Shenher was an officer with the Vancouver Police Department for 24 years, before leaving the force with a diagnosis of posttraumatic stress disorder (PTSD) in 2013. He’s also the author of That Lonely Section of Hell, a book about the investigation of women missing from the Downtown Eastside and the prosecution of serial killer Robert Pickton. The book recounts Shenher’s lead role in that investigation, and the debilitating toll it took on his mental health.
In a telephone interview, he discussed the challenges that B.C.’s first responders—firefighters, police officers, and paramedics—can encounter on their way to getting help with conditions such as PTSD.
Shenher argued that because relatively few first responders who ask for help, WorkSafeBC should make it as easy as possible for them to receive it.
“I think there are much higher percentages of people in those professions that need help that aren’t asking for it,” he said. “When they do finally acknowledge to themselves that they are struggling, it takes a huge amount of courage and faith to put a claim into WorkSafe.”
Yet roughly half of B.C. first responders who do file a mental-health claim with WorkSafeBC do not receive the assistance they are looking for.
According to WorkSafeBC data first reported on by the Tyee and updated for the Straight, for the period July 2012 to December 2015, only 51 percent of 277 B.C. first responders who filed a mental-health claim saw their case approved. (These statistics exclude the RCMP and Transit Police.)
In a telephone interview, Jennifer Leyen, director of special care services for WorkSafeBC, emphasized those numbers do not mean 49 percent of claims were rejected.
She supplied a statistical breakdown showing that of 136 first responders’ mental-health claims not approved, 15 percent were stamped “no adjudication required”, which means that paperwork was only filed for “informational purposes” and did not include a claim for health-care costs or lost wages. Another 32 percent of disallowed claims were suspended, meaning the applicant dropped out of the claims process before a resolution was reached.
Leyen also emphasized that the acceptance rate for mental-health claims filed by first responders was significantly higher than that of all mental-health claims. That number was just 26 percent.
“We accept a significantly higher percentage of first-responder claims than we do any other employer group,” Leyen said. “It is double.”
But she conceded WorkSafeBC accepts a smaller percentage of mental-health claims than it does of the claims it receives as a whole (the bulk of which involve physical injuries). According to Leyen, the acceptance rate for all WorkSafeBC claims hovers around 91 or 92 percent.
“Because the mental-health legislation is very specific about what gets accepted under this part of our legislation, there is much more adjudication required,” she explained. “And we do have a higher disallow rate.”

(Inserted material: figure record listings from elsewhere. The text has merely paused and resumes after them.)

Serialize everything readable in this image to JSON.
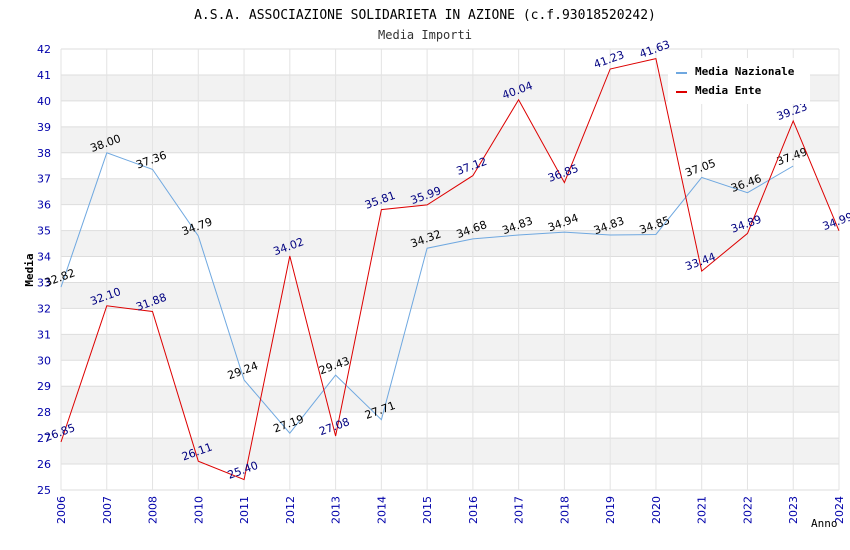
{
  "chart_data": {
    "type": "line",
    "title": "A.S.A. ASSOCIAZIONE SOLIDARIETA IN AZIONE (c.f.93018520242)",
    "subtitle": "Media Importi",
    "xlabel": "Anno",
    "ylabel": "Media",
    "ylim": [
      25,
      42
    ],
    "grid": true,
    "legend": "top-right",
    "x": [
      "2006",
      "2007",
      "2008",
      "2010",
      "2011",
      "2012",
      "2013",
      "2014",
      "2015",
      "2016",
      "2017",
      "2018",
      "2019",
      "2020",
      "2021",
      "2022",
      "2023",
      "2024"
    ],
    "series": [
      {
        "name": "Media Nazionale",
        "color": "#6fa8e0",
        "values": [
          32.82,
          38.0,
          37.36,
          34.79,
          29.24,
          27.19,
          29.43,
          27.71,
          34.32,
          34.68,
          34.83,
          34.94,
          34.83,
          34.85,
          37.05,
          36.46,
          37.49,
          null
        ],
        "labels": [
          "32.82",
          "38.00",
          "37.36",
          "34.79",
          "29.24",
          "27.19",
          "29.43",
          "27.71",
          "34.32",
          "34.68",
          "34.83",
          "34.94",
          "34.83",
          "34.85",
          "37.05",
          "36.46",
          "37.49",
          ""
        ]
      },
      {
        "name": "Media Ente",
        "color": "#dd0000",
        "values": [
          26.85,
          32.1,
          31.88,
          26.11,
          25.4,
          34.02,
          27.08,
          35.81,
          35.99,
          37.12,
          40.04,
          36.85,
          41.23,
          41.63,
          33.44,
          34.89,
          39.23,
          34.99
        ],
        "labels": [
          "26.85",
          "32.10",
          "31.88",
          "26.11",
          "25.40",
          "34.02",
          "27.08",
          "35.81",
          "35.99",
          "37.12",
          "40.04",
          "36.85",
          "41.23",
          "41.63",
          "33.44",
          "34.89",
          "39.23",
          "34.99"
        ]
      }
    ]
  }
}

Leyen noted that changes enacted in July 2012 broadened the scope of mental-health claims deemed eligible for WorkSafeBC compensation. Whereas the rules once said an individual had to be on the scene of a traumatic event—a car accident, for example—now they also cover mental-health challenges that can result from what WorkSafeBC calls “work-place stressors”.
Shenher benefited directly from that legislative change. His claim was initially rejected on the grounds he had not spent time on the farm where Pickton took his victims. It was only accepted by WorkSafeBC when it was reviewed again under the revised legislation.
“I understand how difficult it is to get your head around how PTSD manifests itself,” he said. “It is really weird, the things you can do, the things that you can’t do, the things that trigger you, and the things that are okay. It’s different for everybody.”
At the same time, Shenher questioned whether there’s a need for an arduous review process of mental-health claims. He suggested there’s already such a degree of stigma around mental health, especially in the tradition-bound environment of a police department, that only people with a very pressing need for help ask for it.
Shane Simpson, NDP MLA for Vancouver-Hastings, worked with first responders to draft a private member’s bill that would see WorkSafeBC handle first responders’ mental-health claims with a “presumptive” approach.
“For somebody who was diagnosed with that [PTSD] who is a first responder, the claim would be accepted immediately, without any further processes, unless there was a glaring reason to review it,” Simpson explained in a telephone interview.
He said he introduced that bill last March, but, without government support, he doesn’t expect it to go anywhere.
Simpson maintains that a presumptive approach to mental-health claims is important because a mental-health challenge is very different from a physical injury. He said a condition like PTSD can make the WorksafeBC claims process seem especially daunting, hence the organization’s high percentage of suspended mental-health claims.
“One of the challenges with PTSD is, it’s an area where, because of people’s health condition, they get frustrated,” he said. “And numbers of them don’t follow through to the end of that [WorkSafeBC] process, because of their level of depression.”
The Tyee’s May 20 article presents the stories of several first responders who struggled with long and difficult processes of filing mental-health claims with WorkSafeBC. Shenher recalled how hard the process was for him before his claim was finally accepted in 2012.
“And when you get denied—” Shenher paused. “It’s devastating.”